On social media, Arabic speakers tend to express themselves in their own local dialect. To do so, Tunisians use "Tunisian Arabizi", which consists in supplementing numerals to the Latin script rather than the Arabic alphabet. TUNIZI is the first Tunisian Arabizi Dataset including 3K sentences, balanced, covering different topics, preprocessed and annotated as positive and negative.
TUNIZI is collected from comments on social media. All data was directly observable and did not require other data to be inferred from. The latest comment existing in TUNIZI was published in 30/08/2019 and the most recent comment in 08/01/2020. Comments were collected using scraping to extract our data from YouTube videos. During the collection, any non arabizi comment is removed. The dataset is composed of 1500 positive comments and 1500 negative. Data was collected by the iCompass team (http://www.icompass.tn).
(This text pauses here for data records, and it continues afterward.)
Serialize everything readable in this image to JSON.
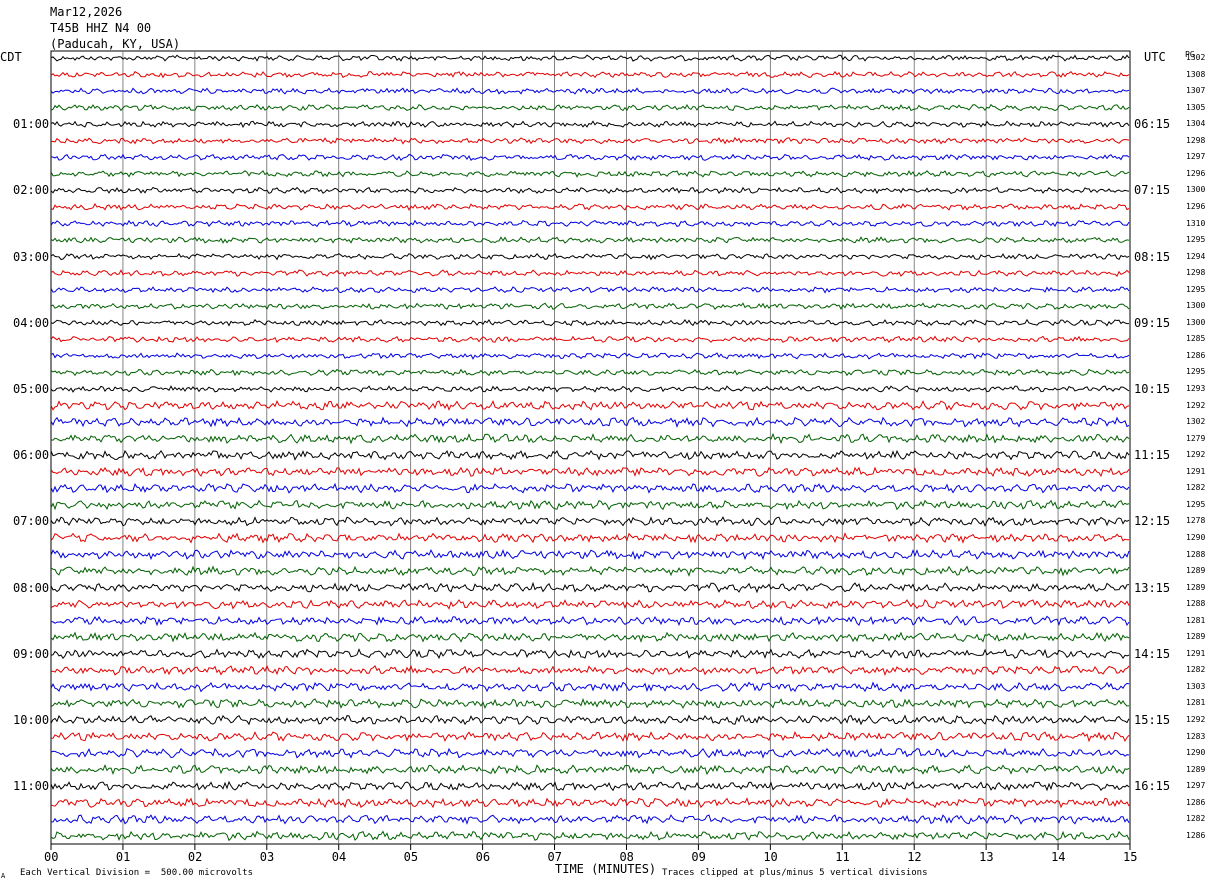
{
  "header": {
    "date": "Mar12,2026",
    "station": "T45B HHZ N4 00",
    "location": "(Paducah, KY, USA)"
  },
  "left_tz": "CDT",
  "right_tz": "UTC",
  "right_col_header": "PG",
  "footer": {
    "scale_note": "Each Vertical Division =  500.00 microvolts",
    "clip_note": "Traces clipped at plus/minus 5 vertical divisions",
    "corner_mark": "A"
  },
  "chart_data": {
    "type": "line",
    "xlabel": "TIME (MINUTES)",
    "x_ticks": [
      "00",
      "01",
      "02",
      "03",
      "04",
      "05",
      "06",
      "07",
      "08",
      "09",
      "10",
      "11",
      "12",
      "13",
      "14",
      "15"
    ],
    "xlim": [
      0,
      15
    ],
    "trace_colors": [
      "#000000",
      "#e00000",
      "#0000dd",
      "#006000"
    ],
    "left_hour_labels": [
      "01:00",
      "02:00",
      "03:00",
      "04:00",
      "05:00",
      "06:00",
      "07:00",
      "08:00",
      "09:00",
      "10:00",
      "11:00"
    ],
    "right_hour_labels": [
      "06:15",
      "07:15",
      "08:15",
      "09:15",
      "10:15",
      "11:15",
      "12:15",
      "13:15",
      "14:15",
      "15:15",
      "16:15"
    ],
    "trace_values": [
      1302,
      1308,
      1307,
      1305,
      1304,
      1298,
      1297,
      1296,
      1300,
      1296,
      1310,
      1295,
      1294,
      1298,
      1295,
      1300,
      1300,
      1285,
      1286,
      1295,
      1293,
      1292,
      1302,
      1279,
      1292,
      1291,
      1282,
      1295,
      1278,
      1290,
      1288,
      1289,
      1289,
      1288,
      1281,
      1289,
      1291,
      1282,
      1303,
      1281,
      1292,
      1283,
      1290,
      1289,
      1297,
      1286,
      1282,
      1286
    ],
    "trace_amplitude": [
      2,
      2,
      2,
      2,
      2,
      2,
      2,
      2,
      2,
      2,
      2,
      2,
      2,
      2,
      2,
      2,
      2,
      2,
      2,
      2,
      2,
      3,
      3,
      3,
      3,
      3,
      3,
      3,
      3,
      3,
      3,
      3,
      3,
      3,
      3,
      3,
      3,
      3,
      3,
      3,
      3,
      3,
      3,
      3,
      3,
      3,
      3,
      3
    ],
    "grid": true
  }
}
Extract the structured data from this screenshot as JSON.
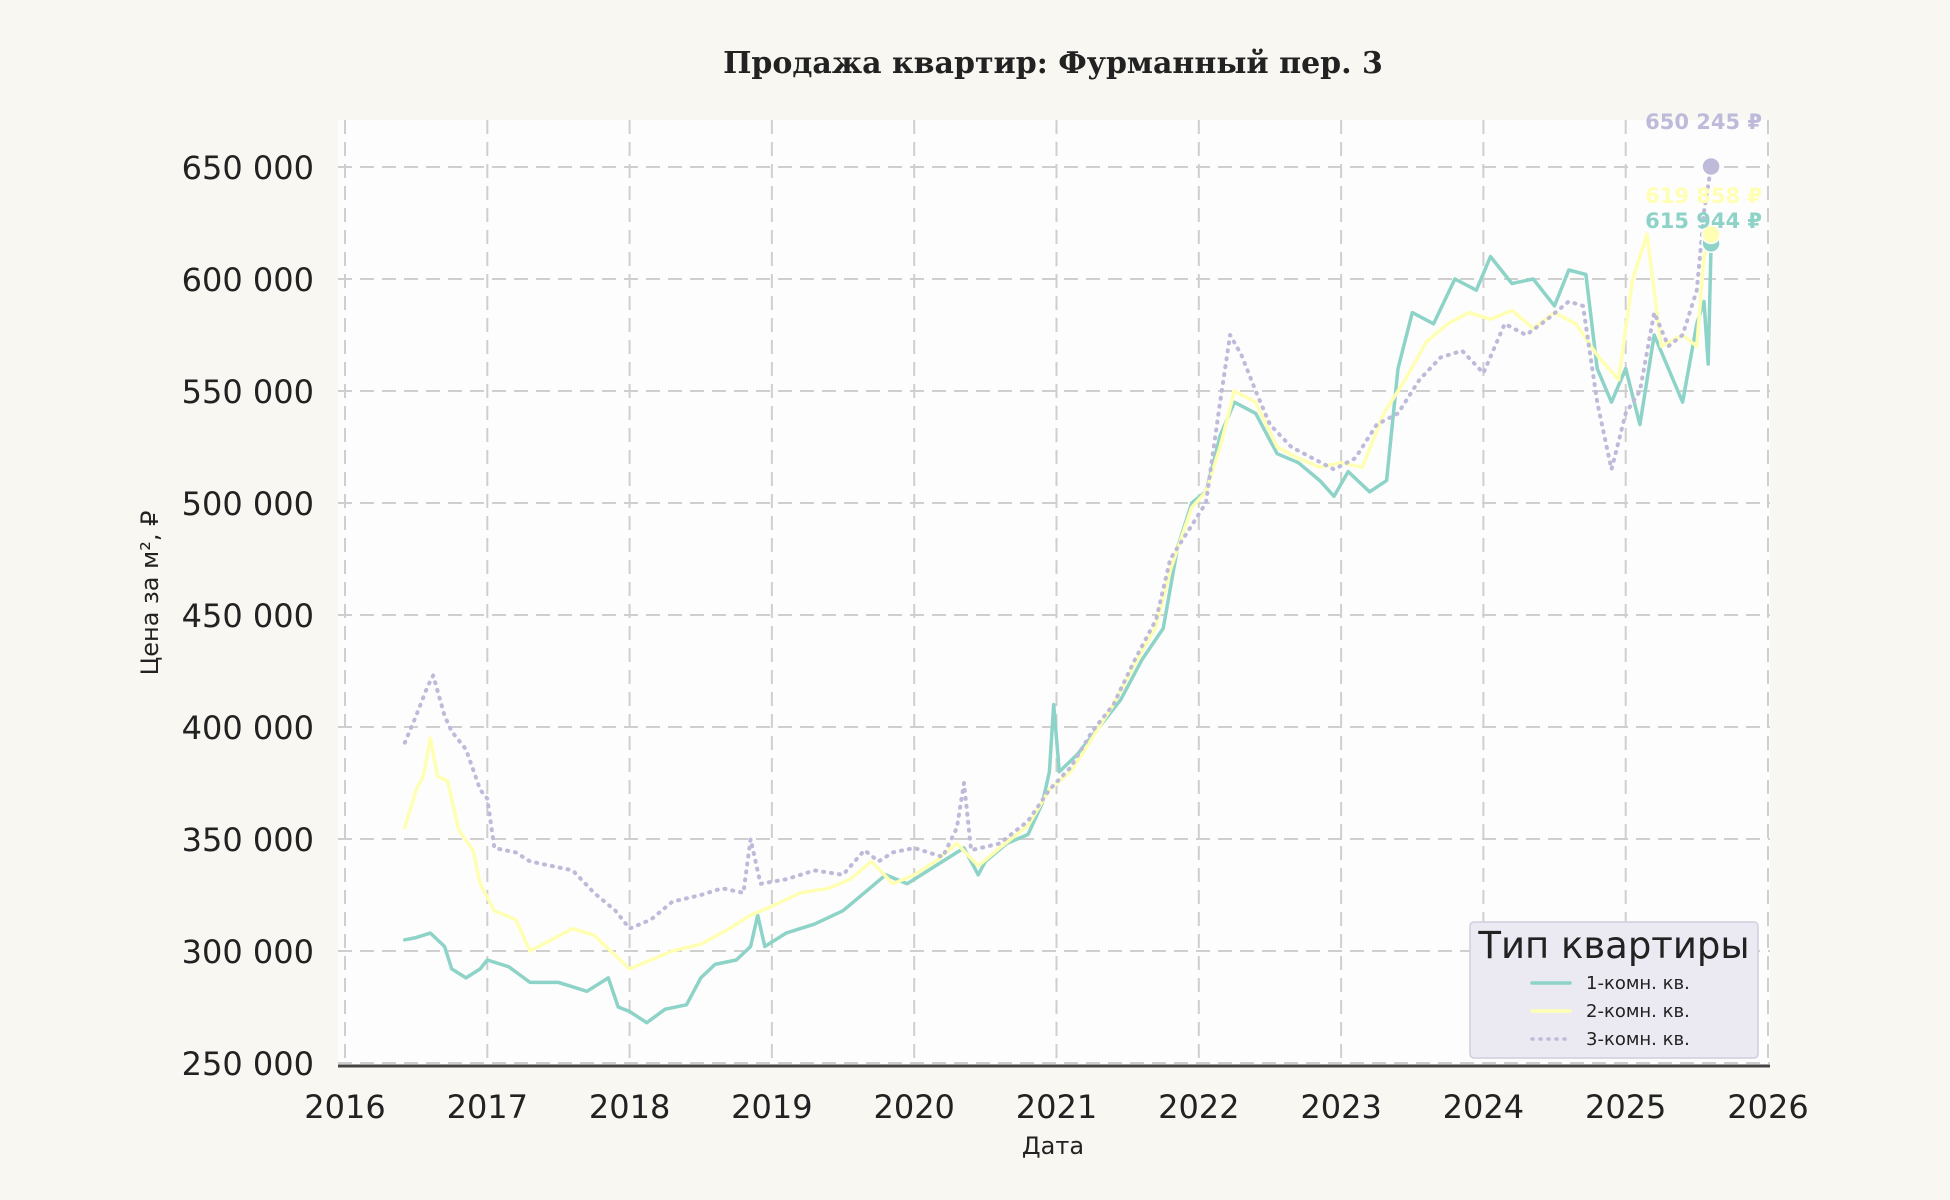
{
  "chart_data": {
    "type": "line",
    "title": "Продажа квартир: Фурманный пер. 3",
    "xlabel": "Дата",
    "ylabel": "Цена за м², ₽",
    "xlim": [
      2016,
      2026
    ],
    "ylim": [
      250000,
      670000
    ],
    "x_ticks": [
      "2016",
      "2017",
      "2018",
      "2019",
      "2020",
      "2021",
      "2022",
      "2023",
      "2024",
      "2025",
      "2026"
    ],
    "y_ticks": [
      "250 000",
      "300 000",
      "350 000",
      "400 000",
      "450 000",
      "500 000",
      "550 000",
      "600 000",
      "650 000"
    ],
    "grid": true,
    "legend": {
      "title": "Тип квартиры",
      "position": "bottom-right"
    },
    "series": [
      {
        "name": "1-комн. кв.",
        "color": "#8dd3c7",
        "style": "solid",
        "end_label": "615 944 ₽",
        "end_value": 615944,
        "points": [
          [
            2016.42,
            305000
          ],
          [
            2016.5,
            306000
          ],
          [
            2016.6,
            308000
          ],
          [
            2016.7,
            302000
          ],
          [
            2016.75,
            292000
          ],
          [
            2016.85,
            288000
          ],
          [
            2016.95,
            292000
          ],
          [
            2017.0,
            296000
          ],
          [
            2017.15,
            293000
          ],
          [
            2017.3,
            286000
          ],
          [
            2017.5,
            286000
          ],
          [
            2017.7,
            282000
          ],
          [
            2017.85,
            288000
          ],
          [
            2017.92,
            275000
          ],
          [
            2018.0,
            273000
          ],
          [
            2018.12,
            268000
          ],
          [
            2018.25,
            274000
          ],
          [
            2018.4,
            276000
          ],
          [
            2018.5,
            288000
          ],
          [
            2018.6,
            294000
          ],
          [
            2018.75,
            296000
          ],
          [
            2018.85,
            302000
          ],
          [
            2018.9,
            316000
          ],
          [
            2018.95,
            302000
          ],
          [
            2019.1,
            308000
          ],
          [
            2019.3,
            312000
          ],
          [
            2019.5,
            318000
          ],
          [
            2019.65,
            326000
          ],
          [
            2019.8,
            334000
          ],
          [
            2019.95,
            330000
          ],
          [
            2020.1,
            336000
          ],
          [
            2020.25,
            342000
          ],
          [
            2020.35,
            346000
          ],
          [
            2020.45,
            334000
          ],
          [
            2020.5,
            340000
          ],
          [
            2020.65,
            348000
          ],
          [
            2020.8,
            352000
          ],
          [
            2020.9,
            366000
          ],
          [
            2020.95,
            380000
          ],
          [
            2020.98,
            410000
          ],
          [
            2021.02,
            380000
          ],
          [
            2021.15,
            388000
          ],
          [
            2021.3,
            400000
          ],
          [
            2021.45,
            412000
          ],
          [
            2021.6,
            430000
          ],
          [
            2021.75,
            444000
          ],
          [
            2021.85,
            480000
          ],
          [
            2021.95,
            500000
          ],
          [
            2022.05,
            505000
          ],
          [
            2022.15,
            530000
          ],
          [
            2022.25,
            545000
          ],
          [
            2022.4,
            540000
          ],
          [
            2022.55,
            522000
          ],
          [
            2022.7,
            518000
          ],
          [
            2022.85,
            510000
          ],
          [
            2022.95,
            503000
          ],
          [
            2023.05,
            514000
          ],
          [
            2023.2,
            505000
          ],
          [
            2023.32,
            510000
          ],
          [
            2023.4,
            560000
          ],
          [
            2023.5,
            585000
          ],
          [
            2023.65,
            580000
          ],
          [
            2023.8,
            600000
          ],
          [
            2023.95,
            595000
          ],
          [
            2024.05,
            610000
          ],
          [
            2024.2,
            598000
          ],
          [
            2024.35,
            600000
          ],
          [
            2024.5,
            588000
          ],
          [
            2024.6,
            604000
          ],
          [
            2024.72,
            602000
          ],
          [
            2024.8,
            560000
          ],
          [
            2024.9,
            545000
          ],
          [
            2025.0,
            560000
          ],
          [
            2025.1,
            535000
          ],
          [
            2025.2,
            575000
          ],
          [
            2025.3,
            560000
          ],
          [
            2025.4,
            545000
          ],
          [
            2025.5,
            580000
          ],
          [
            2025.55,
            590000
          ],
          [
            2025.58,
            562000
          ],
          [
            2025.6,
            615944
          ]
        ]
      },
      {
        "name": "2-комн. кв.",
        "color": "#ffffb3",
        "style": "solid",
        "end_label": "619 858 ₽",
        "end_value": 619858,
        "points": [
          [
            2016.42,
            355000
          ],
          [
            2016.5,
            372000
          ],
          [
            2016.55,
            378000
          ],
          [
            2016.6,
            395000
          ],
          [
            2016.65,
            378000
          ],
          [
            2016.72,
            376000
          ],
          [
            2016.8,
            354000
          ],
          [
            2016.9,
            345000
          ],
          [
            2016.95,
            330000
          ],
          [
            2017.05,
            318000
          ],
          [
            2017.2,
            314000
          ],
          [
            2017.3,
            300000
          ],
          [
            2017.45,
            305000
          ],
          [
            2017.6,
            310000
          ],
          [
            2017.75,
            307000
          ],
          [
            2017.9,
            298000
          ],
          [
            2018.0,
            292000
          ],
          [
            2018.15,
            296000
          ],
          [
            2018.3,
            300000
          ],
          [
            2018.5,
            303000
          ],
          [
            2018.7,
            310000
          ],
          [
            2018.85,
            316000
          ],
          [
            2019.0,
            320000
          ],
          [
            2019.2,
            326000
          ],
          [
            2019.4,
            328000
          ],
          [
            2019.55,
            332000
          ],
          [
            2019.7,
            340000
          ],
          [
            2019.85,
            330000
          ],
          [
            2020.0,
            334000
          ],
          [
            2020.15,
            340000
          ],
          [
            2020.3,
            348000
          ],
          [
            2020.45,
            338000
          ],
          [
            2020.6,
            346000
          ],
          [
            2020.8,
            356000
          ],
          [
            2020.95,
            372000
          ],
          [
            2021.1,
            380000
          ],
          [
            2021.25,
            395000
          ],
          [
            2021.4,
            410000
          ],
          [
            2021.55,
            428000
          ],
          [
            2021.7,
            445000
          ],
          [
            2021.8,
            470000
          ],
          [
            2021.95,
            498000
          ],
          [
            2022.05,
            505000
          ],
          [
            2022.15,
            525000
          ],
          [
            2022.25,
            550000
          ],
          [
            2022.4,
            545000
          ],
          [
            2022.55,
            525000
          ],
          [
            2022.7,
            520000
          ],
          [
            2022.85,
            516000
          ],
          [
            2023.0,
            518000
          ],
          [
            2023.15,
            516000
          ],
          [
            2023.3,
            540000
          ],
          [
            2023.45,
            555000
          ],
          [
            2023.6,
            572000
          ],
          [
            2023.75,
            580000
          ],
          [
            2023.9,
            585000
          ],
          [
            2024.05,
            582000
          ],
          [
            2024.2,
            586000
          ],
          [
            2024.35,
            578000
          ],
          [
            2024.5,
            585000
          ],
          [
            2024.65,
            580000
          ],
          [
            2024.8,
            566000
          ],
          [
            2024.95,
            555000
          ],
          [
            2025.05,
            600000
          ],
          [
            2025.15,
            620000
          ],
          [
            2025.25,
            570000
          ],
          [
            2025.4,
            575000
          ],
          [
            2025.5,
            570000
          ],
          [
            2025.55,
            610000
          ],
          [
            2025.6,
            619858
          ]
        ]
      },
      {
        "name": "3-комн. кв.",
        "color": "#bebada",
        "style": "dotted",
        "end_label": "650 245 ₽",
        "end_value": 650245,
        "points": [
          [
            2016.42,
            393000
          ],
          [
            2016.5,
            405000
          ],
          [
            2016.58,
            418000
          ],
          [
            2016.62,
            423000
          ],
          [
            2016.7,
            405000
          ],
          [
            2016.75,
            398000
          ],
          [
            2016.85,
            390000
          ],
          [
            2016.95,
            372000
          ],
          [
            2017.0,
            368000
          ],
          [
            2017.05,
            346000
          ],
          [
            2017.2,
            344000
          ],
          [
            2017.3,
            340000
          ],
          [
            2017.45,
            338000
          ],
          [
            2017.6,
            336000
          ],
          [
            2017.75,
            326000
          ],
          [
            2017.9,
            318000
          ],
          [
            2018.0,
            310000
          ],
          [
            2018.15,
            314000
          ],
          [
            2018.3,
            322000
          ],
          [
            2018.5,
            325000
          ],
          [
            2018.65,
            328000
          ],
          [
            2018.8,
            326000
          ],
          [
            2018.85,
            350000
          ],
          [
            2018.92,
            330000
          ],
          [
            2019.1,
            332000
          ],
          [
            2019.3,
            336000
          ],
          [
            2019.5,
            334000
          ],
          [
            2019.65,
            345000
          ],
          [
            2019.75,
            340000
          ],
          [
            2019.85,
            344000
          ],
          [
            2020.0,
            346000
          ],
          [
            2020.2,
            342000
          ],
          [
            2020.3,
            355000
          ],
          [
            2020.35,
            375000
          ],
          [
            2020.4,
            345000
          ],
          [
            2020.6,
            348000
          ],
          [
            2020.8,
            358000
          ],
          [
            2020.95,
            372000
          ],
          [
            2021.1,
            382000
          ],
          [
            2021.25,
            398000
          ],
          [
            2021.4,
            410000
          ],
          [
            2021.55,
            430000
          ],
          [
            2021.7,
            448000
          ],
          [
            2021.8,
            475000
          ],
          [
            2021.95,
            490000
          ],
          [
            2022.05,
            500000
          ],
          [
            2022.15,
            545000
          ],
          [
            2022.22,
            575000
          ],
          [
            2022.3,
            566000
          ],
          [
            2022.4,
            550000
          ],
          [
            2022.5,
            535000
          ],
          [
            2022.65,
            525000
          ],
          [
            2022.8,
            520000
          ],
          [
            2022.95,
            515000
          ],
          [
            2023.1,
            520000
          ],
          [
            2023.25,
            535000
          ],
          [
            2023.4,
            540000
          ],
          [
            2023.55,
            555000
          ],
          [
            2023.7,
            565000
          ],
          [
            2023.85,
            568000
          ],
          [
            2024.0,
            558000
          ],
          [
            2024.15,
            580000
          ],
          [
            2024.3,
            575000
          ],
          [
            2024.45,
            582000
          ],
          [
            2024.6,
            590000
          ],
          [
            2024.7,
            588000
          ],
          [
            2024.8,
            545000
          ],
          [
            2024.9,
            515000
          ],
          [
            2025.0,
            540000
          ],
          [
            2025.1,
            550000
          ],
          [
            2025.2,
            585000
          ],
          [
            2025.3,
            570000
          ],
          [
            2025.4,
            575000
          ],
          [
            2025.5,
            595000
          ],
          [
            2025.55,
            630000
          ],
          [
            2025.6,
            650245
          ]
        ]
      }
    ]
  }
}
TUNIZI was preprocessed by removing links, emoji symbols and punctuation. Annotation was then performed by five Tunisian native speakers, three males and two females at a higher education level (Master/PhD). Comments are annotated as positive (1) or negative(-1).
@inproceedings{Chayma2020,
title={TUNIZI: a Tunisian Arabizi sentiment analysis Dataset},
author={Fourati, Chayma and Messaoudi, Abir and Haddad, Hatem},
booktitle={AfricaNLP Workshop, Putting Africa on the NLP Map. ICLR 2020, Virtual Event},
volume = {arXiv:3091079},
year = {2020},
url = {https://arxiv.org/submit/3091079},
}